Abstract
In the five years since Egypt’s January 25th revolution in 2011, a significant wave of art and literary production related to the revolution has emerged. Hassan Teleb, one of the 70's poets of Egypt, and a founding member of the IDaa'a Poetry Collective of the 1980's, published his _‘Anjiil al-Thawra waQur’aanuhaa_ (GEBO 2011) soon after the first wave of the revolution in the summer of 2011, articulating the revolutionary cry for change, the heady and temporary exultation of the revolution’s success, and the mourning of its terrible cost in lives, even as the problems and unmet demands of demonstrators soon resulted in their return to Tahrir square in the days and months that followed. As a philosophy professor in the Faculty of Arts at Helwan University, Hassan Teleb’s poetic production is deeply rooted in Arabic philosophical and literary traditions, even as his early poetic production as part of the IDaa’a Poetry Collective challenged the values of the Egyptian literary establishment at that time, to be met then by critical disdain and roadblocks to publication.

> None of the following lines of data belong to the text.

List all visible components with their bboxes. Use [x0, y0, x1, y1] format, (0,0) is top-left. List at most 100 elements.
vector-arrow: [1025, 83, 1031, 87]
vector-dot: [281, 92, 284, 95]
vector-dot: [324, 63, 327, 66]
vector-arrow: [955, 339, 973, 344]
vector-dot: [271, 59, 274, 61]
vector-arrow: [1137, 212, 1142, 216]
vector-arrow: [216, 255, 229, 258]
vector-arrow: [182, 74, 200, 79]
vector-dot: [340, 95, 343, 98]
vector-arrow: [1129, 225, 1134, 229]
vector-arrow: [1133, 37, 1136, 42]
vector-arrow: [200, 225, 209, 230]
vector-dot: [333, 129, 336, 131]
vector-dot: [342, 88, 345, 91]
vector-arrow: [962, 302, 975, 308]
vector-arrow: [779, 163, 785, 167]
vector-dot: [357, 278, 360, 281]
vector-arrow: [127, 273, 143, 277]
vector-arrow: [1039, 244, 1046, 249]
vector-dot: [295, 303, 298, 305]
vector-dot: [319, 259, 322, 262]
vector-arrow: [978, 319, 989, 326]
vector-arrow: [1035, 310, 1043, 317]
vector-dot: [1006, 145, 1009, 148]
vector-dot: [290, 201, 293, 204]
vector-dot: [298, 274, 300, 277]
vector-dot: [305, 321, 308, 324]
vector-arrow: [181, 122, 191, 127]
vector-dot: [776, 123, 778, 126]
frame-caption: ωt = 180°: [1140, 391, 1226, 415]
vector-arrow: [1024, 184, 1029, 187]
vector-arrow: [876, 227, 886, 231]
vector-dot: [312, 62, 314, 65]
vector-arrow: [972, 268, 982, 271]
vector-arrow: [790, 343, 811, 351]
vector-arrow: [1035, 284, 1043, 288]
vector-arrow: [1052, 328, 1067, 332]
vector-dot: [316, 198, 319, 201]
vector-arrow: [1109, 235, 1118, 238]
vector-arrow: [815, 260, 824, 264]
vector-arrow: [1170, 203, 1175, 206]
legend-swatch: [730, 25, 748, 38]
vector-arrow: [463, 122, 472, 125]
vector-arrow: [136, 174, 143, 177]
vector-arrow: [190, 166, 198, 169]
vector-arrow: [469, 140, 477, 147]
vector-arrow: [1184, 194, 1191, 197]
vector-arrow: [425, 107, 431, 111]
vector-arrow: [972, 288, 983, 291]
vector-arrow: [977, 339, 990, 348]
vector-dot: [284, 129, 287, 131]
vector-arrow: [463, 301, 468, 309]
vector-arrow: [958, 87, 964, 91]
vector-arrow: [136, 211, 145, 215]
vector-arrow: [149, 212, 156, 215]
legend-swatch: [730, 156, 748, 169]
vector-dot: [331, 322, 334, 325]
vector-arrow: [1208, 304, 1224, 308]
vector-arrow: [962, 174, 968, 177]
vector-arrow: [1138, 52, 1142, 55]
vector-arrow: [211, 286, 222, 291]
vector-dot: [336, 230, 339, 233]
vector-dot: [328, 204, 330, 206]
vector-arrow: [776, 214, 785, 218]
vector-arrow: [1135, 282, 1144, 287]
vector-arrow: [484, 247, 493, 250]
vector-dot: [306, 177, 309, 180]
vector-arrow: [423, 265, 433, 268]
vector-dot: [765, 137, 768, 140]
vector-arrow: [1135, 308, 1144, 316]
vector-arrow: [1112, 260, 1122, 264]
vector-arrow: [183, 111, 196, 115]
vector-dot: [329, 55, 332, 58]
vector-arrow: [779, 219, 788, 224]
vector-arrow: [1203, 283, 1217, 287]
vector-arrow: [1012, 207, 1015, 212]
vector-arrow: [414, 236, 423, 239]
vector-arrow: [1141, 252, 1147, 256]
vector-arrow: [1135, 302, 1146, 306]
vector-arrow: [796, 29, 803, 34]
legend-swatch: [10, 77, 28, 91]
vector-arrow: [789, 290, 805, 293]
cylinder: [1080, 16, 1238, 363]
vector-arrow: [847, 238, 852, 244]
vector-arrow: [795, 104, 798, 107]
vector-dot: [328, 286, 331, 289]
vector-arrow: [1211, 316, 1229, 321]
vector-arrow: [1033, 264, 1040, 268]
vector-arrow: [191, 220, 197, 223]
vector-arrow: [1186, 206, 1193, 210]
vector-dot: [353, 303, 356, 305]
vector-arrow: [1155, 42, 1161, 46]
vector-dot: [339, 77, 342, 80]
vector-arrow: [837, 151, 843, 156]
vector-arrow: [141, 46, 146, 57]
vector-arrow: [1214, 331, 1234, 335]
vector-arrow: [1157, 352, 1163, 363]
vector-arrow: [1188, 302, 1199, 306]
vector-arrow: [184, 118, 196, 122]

This paper , then, proposes to examine Hassan Teleb’s diwaan _‘Anjiil al-Thawra waQur’aanuhaa_ (GEBO 2011) in the context of the arc of his works (with 15 published poetry collections), his part in the broader developments in contemporary Egyptian poetry, and in the sweep of recent history and the relationship of cultural and literary institutions with the (now changed face of the) regime. In this fashion, this paper will consider how this diwaan reflects not only Hassan Teleb’s encounter with, participation in and reflection on day to day events of the Egyptian revolution of the winter of 2011, but also the pent-up frustrations from thirty years previous, when IDaa’a and ASwaat poetry collectives vied to produce the early diwans of each collectives’ members, marking those poets as voices of their generation, which were suppressed by the literary establishment at that time. Then too, this recent volume can only be understood as the distillation of Hassan Teleb’s philosophical and spiritual perspectives on the revolutionary coming together of Egyptians into an historical wave of change, despite the cultural and religious diversity which subsequent regimes have attempted to exploit to sow division and strife. In this fifth year since the onset of the revolution of 2011, Hassan Teleb has reissued his poetic part in an undaunted revolutionary spirit, hoping to outlast the new waves of repression which confront Egyptians today.